What to Do If Credit Collectors Call After You’ve Filed Bankruptcy

What to Do If Credit Collectors Call After You’ve Filed Bankruptcy

 How the Fair Debt Collection Practices Act Protects You and Restricts Debt Collectors

Americans who have fallen into a financial crisis as result of unemployment and other unforeseen circumstances can expect a call from a debt collector if they fall behind on their commitments. However, debt collectors must abide by a set of guidelines set out by the FDCPA. The FDCPA is a set of guidelines that debt collectors are required to follow by law, which allows them to call between 8:00 am and 9:00 pm (your respected local time). The guidelines do not deter them from calling you at work unless your employer disapproves, and they can call again even after receiving a cease and desist letter, but only once.

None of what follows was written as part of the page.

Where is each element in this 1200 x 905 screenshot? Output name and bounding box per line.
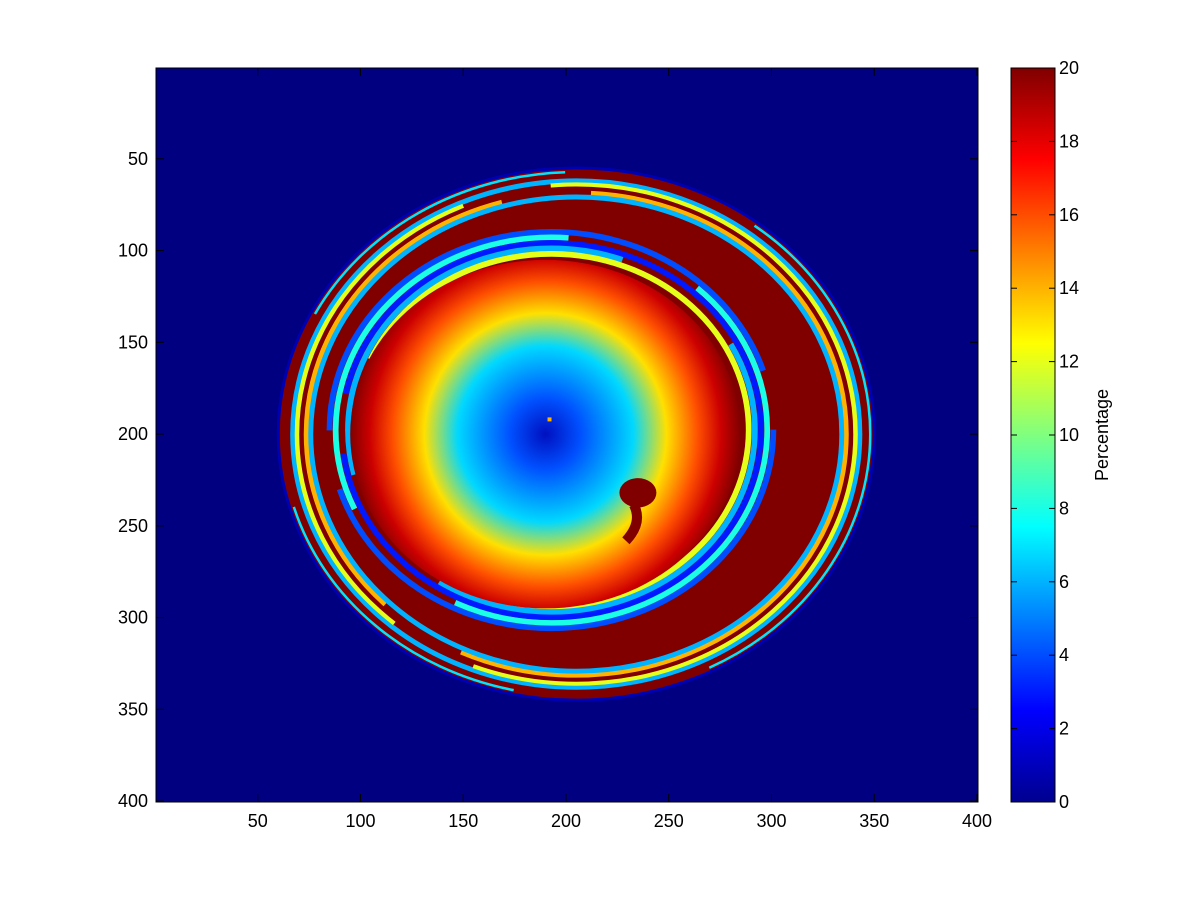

Unfortunately, the FDCPA does not specify how many times a debt collector can call or on what day. Most businesses are closed on weekends and major holidays, however, if they call at an inappropriate time, you are encouraged to answer and give them an alternative time. The FDCPA encourages consumers to double check the debt is theirs and that calls come in within the legally enforceable timeframe prior to submitting a payment. In addition, you are encouraged to use certified mail when you send anything to a debt collector as it enforces individuals to keep a record of their written communication.

Steps to Take If a Debt Collector Violates the FDCPA

Debt collectors can call you one more time after you have sent a cease and desist letter. However, if they persist, you are encouraged to file a complaint with the Consumer Financial Protection Bureau against the collector. The CFPB will investigate your claim in addition to other claims filed before penalizing the violator.

You can also file a complaint with the Better Business Bureau, but they cannot take legal action against the debt collector. The BBB can only mediate disputes among individuals and the debt collectors as well as warn others. However, if you insist on taking legal action but would not like to file a claim with CFPB, you can file a complaint with your state’s attorney general.

How Shaw Defense Can Help Before or After Filing for Bankruptcy

 Reports demonstrate that an individual spends an average of 3.5 hours a day worrying about their finances, which leads many to file consider bankruptcy. However, at Shaw Defense, we actually deter our clients from filing bankruptcy 99.9% of the time because we are confident in our abilities to eliminate their financial distress.

Our team utilizes an ethical program that is specified in Texas laws. First-time callers can expect a confidential exchange that includes questions in regards to the creditors. If necessary, we will ask for more information to further develop your case. Once has a strategy has been initiated, we will reroute calls from the debt collector to our office. Our team of experts prioritize our clients and getting them the right help.

If creditors persist after you have filed for bankruptcy, you have the opportunity to sue them for violating the FDCPA. What does that mean for you? You do not owe us a dime. The creditor’s pay for your legal fees. We strive to give our clients a peace of mind and succeed.